A review by mikewhiteman
Nova Swing by M. John Harrison

4.0

This is the second instalment in the Kefahuchi Tract trilogy, though only thematically and tangentially related to Light and with a fresh set of characters who were briefly mentioned at most. The focus here is much tighter, centring on a few people in a noirish city around the site (or zone, or area), where part of the Tract has fallen to the ground on an anonymous planet.

Once again the plot can be summed up in short order (Vic Serotonin is a travel agent, taking tourists into the zone and sometimes artefacts out to sell to shady figures, one artefact gets him into trouble with both the buyer and the police, his mentor is dying, lots of drinking and dames) but the real joy is the writing, full of atmosphere and ideas, constantly swirling the strange and new around Vic and the other central characters.

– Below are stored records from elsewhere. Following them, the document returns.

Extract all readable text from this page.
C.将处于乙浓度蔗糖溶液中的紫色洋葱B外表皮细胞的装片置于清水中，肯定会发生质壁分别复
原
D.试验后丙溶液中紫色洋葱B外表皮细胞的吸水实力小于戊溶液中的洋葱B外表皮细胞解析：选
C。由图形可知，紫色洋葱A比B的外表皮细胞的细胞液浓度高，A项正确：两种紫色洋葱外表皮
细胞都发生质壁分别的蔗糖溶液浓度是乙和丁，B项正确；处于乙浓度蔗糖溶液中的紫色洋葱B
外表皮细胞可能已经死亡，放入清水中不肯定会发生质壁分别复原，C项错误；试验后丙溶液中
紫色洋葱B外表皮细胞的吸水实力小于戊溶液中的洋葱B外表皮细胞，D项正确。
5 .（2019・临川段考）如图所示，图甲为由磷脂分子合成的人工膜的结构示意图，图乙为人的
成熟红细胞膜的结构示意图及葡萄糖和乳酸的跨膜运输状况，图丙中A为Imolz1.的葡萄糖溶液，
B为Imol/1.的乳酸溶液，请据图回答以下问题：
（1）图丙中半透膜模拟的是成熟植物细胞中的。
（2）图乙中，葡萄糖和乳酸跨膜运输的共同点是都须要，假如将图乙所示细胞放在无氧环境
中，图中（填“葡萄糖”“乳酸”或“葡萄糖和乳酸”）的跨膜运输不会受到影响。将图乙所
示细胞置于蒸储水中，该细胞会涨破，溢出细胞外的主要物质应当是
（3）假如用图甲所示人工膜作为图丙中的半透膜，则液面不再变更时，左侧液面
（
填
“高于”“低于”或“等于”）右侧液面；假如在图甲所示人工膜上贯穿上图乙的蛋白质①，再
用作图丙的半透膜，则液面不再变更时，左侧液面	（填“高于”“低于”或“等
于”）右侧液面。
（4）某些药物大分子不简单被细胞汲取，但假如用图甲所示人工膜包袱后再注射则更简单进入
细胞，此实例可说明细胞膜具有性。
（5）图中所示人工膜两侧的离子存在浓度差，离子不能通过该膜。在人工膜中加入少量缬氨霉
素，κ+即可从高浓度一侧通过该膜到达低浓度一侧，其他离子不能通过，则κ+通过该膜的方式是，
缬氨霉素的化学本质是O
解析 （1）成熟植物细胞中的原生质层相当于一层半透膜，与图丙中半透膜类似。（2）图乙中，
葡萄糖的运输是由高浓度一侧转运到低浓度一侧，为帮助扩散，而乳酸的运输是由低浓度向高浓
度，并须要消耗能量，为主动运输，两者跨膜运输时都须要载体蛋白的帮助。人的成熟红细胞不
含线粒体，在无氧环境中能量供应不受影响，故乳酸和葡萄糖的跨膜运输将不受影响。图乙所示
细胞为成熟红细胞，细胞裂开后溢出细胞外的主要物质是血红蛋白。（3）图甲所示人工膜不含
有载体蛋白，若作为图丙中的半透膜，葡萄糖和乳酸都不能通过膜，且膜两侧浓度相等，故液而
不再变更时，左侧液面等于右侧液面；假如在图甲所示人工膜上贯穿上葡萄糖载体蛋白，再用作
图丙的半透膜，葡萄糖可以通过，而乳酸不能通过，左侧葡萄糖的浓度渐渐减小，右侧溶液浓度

Although venturing into an unexplainable phenomenon hunting for physics-defying objects sounds like an adventure, very little of the book takes place in the site; it is more about the lives people create around and in view of it. Even the tourist wanting Vic to take her back in eventually feels it is enough just to have seen it from nearby - "It was just a choice that made life more interesting".

Everyone is weighed down by their past, and only a few will escape to something more hopeful. Things are much more mired in the repetition of the day to day than in the first book, where excitement and success were a possibility even amongst the horrors.

The narrower scope means it doesn't quite hit the highest highs that Light did but I love Harrison's writing and would happily read this over and over.